This code performs benchmarking for evaluating the accuracy of different chunked state strategies in the Bamba model. It processes a list of QA pairs by tokenizing the prompts, generating only the predicted answer portion (based on reference answer length), and decoding the generated output. The results—including prompt, reference answer, and model prediction—are logged to a TSV file for later analysis.
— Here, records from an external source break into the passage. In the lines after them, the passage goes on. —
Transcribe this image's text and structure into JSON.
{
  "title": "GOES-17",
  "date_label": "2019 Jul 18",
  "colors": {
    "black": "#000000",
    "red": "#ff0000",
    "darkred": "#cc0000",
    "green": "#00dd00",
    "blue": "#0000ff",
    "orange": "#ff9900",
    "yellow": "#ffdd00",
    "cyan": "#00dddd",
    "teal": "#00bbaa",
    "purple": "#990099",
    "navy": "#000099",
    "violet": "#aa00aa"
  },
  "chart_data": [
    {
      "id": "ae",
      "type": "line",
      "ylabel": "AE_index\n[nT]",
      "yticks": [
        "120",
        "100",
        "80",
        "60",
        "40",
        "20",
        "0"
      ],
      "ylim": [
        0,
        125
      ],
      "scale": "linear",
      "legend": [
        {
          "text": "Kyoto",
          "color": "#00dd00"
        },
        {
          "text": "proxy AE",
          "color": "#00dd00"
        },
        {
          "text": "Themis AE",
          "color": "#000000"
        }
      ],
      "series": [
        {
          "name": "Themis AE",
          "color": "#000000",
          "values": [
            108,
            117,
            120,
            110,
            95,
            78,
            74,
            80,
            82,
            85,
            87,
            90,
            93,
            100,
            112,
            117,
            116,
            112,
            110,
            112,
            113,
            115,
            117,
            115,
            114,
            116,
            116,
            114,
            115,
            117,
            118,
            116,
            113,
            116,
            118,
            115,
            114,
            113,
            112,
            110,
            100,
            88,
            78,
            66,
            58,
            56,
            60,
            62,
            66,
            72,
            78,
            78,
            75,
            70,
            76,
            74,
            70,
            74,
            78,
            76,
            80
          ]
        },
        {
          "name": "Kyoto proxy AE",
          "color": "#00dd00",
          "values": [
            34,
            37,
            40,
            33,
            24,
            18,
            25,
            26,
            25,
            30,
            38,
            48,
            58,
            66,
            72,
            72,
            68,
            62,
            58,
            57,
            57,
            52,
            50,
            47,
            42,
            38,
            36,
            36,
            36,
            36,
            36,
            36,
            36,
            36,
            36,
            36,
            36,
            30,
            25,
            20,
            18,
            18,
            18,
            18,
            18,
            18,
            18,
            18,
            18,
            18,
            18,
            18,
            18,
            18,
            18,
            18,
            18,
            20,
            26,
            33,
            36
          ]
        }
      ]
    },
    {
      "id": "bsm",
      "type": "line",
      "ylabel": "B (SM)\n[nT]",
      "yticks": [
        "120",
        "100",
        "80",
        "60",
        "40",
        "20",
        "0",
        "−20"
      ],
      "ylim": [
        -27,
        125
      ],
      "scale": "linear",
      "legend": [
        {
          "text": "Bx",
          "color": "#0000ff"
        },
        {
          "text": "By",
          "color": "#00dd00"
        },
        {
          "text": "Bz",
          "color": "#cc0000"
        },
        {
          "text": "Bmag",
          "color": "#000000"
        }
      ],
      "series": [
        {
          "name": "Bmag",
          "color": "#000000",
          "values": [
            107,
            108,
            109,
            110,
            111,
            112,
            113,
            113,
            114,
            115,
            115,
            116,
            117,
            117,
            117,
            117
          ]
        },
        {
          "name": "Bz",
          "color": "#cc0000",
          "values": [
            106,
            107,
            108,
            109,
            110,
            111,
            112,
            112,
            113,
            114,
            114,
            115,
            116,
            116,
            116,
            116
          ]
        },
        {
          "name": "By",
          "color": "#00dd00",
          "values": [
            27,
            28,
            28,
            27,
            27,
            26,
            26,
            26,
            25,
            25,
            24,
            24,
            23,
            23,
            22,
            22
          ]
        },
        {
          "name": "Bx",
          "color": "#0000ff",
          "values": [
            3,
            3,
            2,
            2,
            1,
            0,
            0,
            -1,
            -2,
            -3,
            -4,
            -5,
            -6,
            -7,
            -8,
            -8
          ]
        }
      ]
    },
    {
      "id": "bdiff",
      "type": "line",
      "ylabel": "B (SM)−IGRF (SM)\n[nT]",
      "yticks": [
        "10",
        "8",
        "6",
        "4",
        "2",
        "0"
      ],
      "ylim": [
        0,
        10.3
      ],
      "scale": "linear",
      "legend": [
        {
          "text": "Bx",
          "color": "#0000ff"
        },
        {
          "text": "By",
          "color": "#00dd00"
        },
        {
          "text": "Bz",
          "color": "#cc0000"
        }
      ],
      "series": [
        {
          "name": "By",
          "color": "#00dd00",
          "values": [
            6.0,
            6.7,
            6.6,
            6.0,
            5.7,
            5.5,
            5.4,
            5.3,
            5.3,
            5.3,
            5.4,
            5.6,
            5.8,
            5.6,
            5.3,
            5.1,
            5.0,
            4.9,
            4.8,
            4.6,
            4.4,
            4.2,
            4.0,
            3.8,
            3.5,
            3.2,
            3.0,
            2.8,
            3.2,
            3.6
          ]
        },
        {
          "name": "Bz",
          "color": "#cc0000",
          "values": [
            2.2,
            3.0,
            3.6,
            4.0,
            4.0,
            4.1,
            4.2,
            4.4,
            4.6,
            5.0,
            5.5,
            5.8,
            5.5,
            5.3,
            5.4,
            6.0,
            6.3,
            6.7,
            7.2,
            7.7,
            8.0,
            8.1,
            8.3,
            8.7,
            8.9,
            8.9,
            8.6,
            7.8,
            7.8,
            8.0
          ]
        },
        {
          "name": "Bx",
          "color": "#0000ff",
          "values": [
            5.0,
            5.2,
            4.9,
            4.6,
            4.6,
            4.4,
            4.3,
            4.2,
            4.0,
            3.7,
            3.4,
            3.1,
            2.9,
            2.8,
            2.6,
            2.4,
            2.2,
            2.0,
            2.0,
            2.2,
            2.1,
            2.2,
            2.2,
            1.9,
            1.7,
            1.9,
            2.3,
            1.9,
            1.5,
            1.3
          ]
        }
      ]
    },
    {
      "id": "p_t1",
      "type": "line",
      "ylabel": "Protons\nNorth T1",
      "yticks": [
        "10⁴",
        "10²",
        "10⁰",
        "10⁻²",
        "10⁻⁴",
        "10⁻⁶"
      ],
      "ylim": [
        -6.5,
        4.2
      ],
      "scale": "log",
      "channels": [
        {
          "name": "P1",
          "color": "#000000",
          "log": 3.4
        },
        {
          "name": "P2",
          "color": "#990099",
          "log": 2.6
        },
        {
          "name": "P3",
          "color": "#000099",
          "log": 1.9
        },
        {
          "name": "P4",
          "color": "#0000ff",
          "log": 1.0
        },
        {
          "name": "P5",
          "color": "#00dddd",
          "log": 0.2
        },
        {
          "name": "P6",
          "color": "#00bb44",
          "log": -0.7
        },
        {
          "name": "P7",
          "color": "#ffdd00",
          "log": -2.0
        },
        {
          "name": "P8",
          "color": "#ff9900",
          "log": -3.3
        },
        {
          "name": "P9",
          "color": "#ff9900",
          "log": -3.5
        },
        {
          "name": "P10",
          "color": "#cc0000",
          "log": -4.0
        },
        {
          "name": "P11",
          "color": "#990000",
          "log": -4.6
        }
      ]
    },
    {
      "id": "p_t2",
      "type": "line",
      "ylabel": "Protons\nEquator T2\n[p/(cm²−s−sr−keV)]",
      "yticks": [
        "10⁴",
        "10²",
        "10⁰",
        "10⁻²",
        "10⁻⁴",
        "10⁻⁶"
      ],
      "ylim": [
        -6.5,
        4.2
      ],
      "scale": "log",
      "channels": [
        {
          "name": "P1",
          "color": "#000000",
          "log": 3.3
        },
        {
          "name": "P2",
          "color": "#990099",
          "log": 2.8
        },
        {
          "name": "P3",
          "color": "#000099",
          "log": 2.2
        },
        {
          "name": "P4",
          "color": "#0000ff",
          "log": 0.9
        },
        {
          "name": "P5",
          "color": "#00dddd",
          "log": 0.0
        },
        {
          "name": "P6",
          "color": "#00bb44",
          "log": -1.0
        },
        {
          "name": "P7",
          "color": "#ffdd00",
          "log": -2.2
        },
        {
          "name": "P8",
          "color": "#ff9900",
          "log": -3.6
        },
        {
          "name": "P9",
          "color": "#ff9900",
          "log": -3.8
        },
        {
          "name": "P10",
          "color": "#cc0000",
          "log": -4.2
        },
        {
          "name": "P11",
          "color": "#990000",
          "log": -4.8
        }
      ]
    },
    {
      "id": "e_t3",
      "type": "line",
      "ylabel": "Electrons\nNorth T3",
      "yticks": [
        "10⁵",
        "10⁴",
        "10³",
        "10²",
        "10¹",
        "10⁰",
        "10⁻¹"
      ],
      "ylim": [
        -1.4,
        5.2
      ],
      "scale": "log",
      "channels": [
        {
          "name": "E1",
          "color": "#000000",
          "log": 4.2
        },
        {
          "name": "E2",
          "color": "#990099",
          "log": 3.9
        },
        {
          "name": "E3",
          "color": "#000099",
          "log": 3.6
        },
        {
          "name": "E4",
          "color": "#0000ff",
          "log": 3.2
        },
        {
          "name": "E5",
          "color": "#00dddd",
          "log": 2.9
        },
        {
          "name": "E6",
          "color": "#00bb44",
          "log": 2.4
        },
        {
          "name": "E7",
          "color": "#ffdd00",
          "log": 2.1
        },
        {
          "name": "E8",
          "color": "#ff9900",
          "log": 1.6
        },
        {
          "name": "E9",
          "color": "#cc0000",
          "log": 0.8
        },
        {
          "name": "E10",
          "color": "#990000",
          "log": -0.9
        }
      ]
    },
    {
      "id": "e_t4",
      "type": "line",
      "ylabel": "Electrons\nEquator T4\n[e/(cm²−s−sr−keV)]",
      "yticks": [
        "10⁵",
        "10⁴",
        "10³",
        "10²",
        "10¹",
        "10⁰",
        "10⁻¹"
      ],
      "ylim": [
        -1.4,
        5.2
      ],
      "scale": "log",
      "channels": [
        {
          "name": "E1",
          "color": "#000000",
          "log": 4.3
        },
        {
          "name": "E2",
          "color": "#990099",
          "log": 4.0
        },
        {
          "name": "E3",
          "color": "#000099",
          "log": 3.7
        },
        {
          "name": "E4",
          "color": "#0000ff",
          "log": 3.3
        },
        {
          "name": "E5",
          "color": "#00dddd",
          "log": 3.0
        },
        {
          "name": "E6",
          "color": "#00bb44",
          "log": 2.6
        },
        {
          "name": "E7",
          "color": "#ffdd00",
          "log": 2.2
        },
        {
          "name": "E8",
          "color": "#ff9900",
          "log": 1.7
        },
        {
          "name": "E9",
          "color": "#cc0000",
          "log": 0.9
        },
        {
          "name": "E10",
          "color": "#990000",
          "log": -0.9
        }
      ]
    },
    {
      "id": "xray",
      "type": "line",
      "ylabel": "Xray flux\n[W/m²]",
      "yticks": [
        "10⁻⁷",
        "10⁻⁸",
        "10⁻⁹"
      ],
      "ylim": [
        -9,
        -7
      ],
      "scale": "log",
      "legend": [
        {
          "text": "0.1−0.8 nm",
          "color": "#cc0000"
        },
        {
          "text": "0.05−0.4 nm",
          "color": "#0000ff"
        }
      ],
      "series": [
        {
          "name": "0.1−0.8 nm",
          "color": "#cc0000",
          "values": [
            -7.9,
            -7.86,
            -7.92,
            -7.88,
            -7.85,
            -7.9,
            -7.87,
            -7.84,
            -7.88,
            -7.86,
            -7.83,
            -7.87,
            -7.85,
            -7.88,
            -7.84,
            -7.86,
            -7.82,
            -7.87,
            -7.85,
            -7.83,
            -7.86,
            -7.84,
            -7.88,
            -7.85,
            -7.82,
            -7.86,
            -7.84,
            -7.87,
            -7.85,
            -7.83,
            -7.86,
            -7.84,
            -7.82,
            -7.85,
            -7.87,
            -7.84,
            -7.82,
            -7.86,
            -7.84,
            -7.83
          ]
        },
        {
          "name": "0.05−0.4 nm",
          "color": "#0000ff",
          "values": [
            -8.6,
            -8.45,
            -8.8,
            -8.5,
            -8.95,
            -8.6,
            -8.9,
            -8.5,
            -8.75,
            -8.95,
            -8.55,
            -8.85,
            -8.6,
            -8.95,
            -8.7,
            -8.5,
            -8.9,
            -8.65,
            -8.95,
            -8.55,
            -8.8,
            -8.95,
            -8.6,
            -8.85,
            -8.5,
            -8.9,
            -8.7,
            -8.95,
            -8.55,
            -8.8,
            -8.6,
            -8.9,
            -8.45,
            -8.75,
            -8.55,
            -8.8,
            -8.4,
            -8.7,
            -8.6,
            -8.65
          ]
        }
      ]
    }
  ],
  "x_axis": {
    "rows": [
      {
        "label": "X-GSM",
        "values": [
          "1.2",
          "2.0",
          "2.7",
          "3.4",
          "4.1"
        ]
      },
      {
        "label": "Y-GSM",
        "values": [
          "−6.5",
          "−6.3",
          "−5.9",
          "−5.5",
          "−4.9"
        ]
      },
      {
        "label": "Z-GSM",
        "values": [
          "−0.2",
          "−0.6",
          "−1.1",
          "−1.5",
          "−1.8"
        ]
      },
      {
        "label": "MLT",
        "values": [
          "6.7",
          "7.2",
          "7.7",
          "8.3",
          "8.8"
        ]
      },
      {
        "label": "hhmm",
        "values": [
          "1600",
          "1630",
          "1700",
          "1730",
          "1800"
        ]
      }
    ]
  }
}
This setup isolates the model’s generative accuracy, allowing precise comparisons across chunking strategies while controlling for output length.

Please refer to the notebook `GPTScore.ipynb` for accuracy evaluation.

In [None]:
with open("./benchmarking_data/qa_for_accuracy_256.json", "r", encoding="utf-8") as f:
    qa_pairs = json.load(f)

In [None]:
import csv
import os


device = torch.device("cuda")
tokenizer = get_tokenizer("ibm-ai-platform/Bamba-9B")
model.compile()

def ids_for_prompt(prompt: str, tokenizer, device):
    toks = tokenizer.tokenize(prompt)
    ids = tokenizer.convert_tokens_to_ids(toks)
    if tokenizer.bos_token_id != tokenizer.eos_token_id:
        ids = [tokenizer.bos_token_id] + ids
    return torch.tensor(ids, dtype=torch.long, device=device)

def decode_ids(ids: torch.Tensor):
    toks = tokenizer.convert_ids_to_tokens(ids.tolist())
    return tokenizer.convert_tokens_to_string(toks)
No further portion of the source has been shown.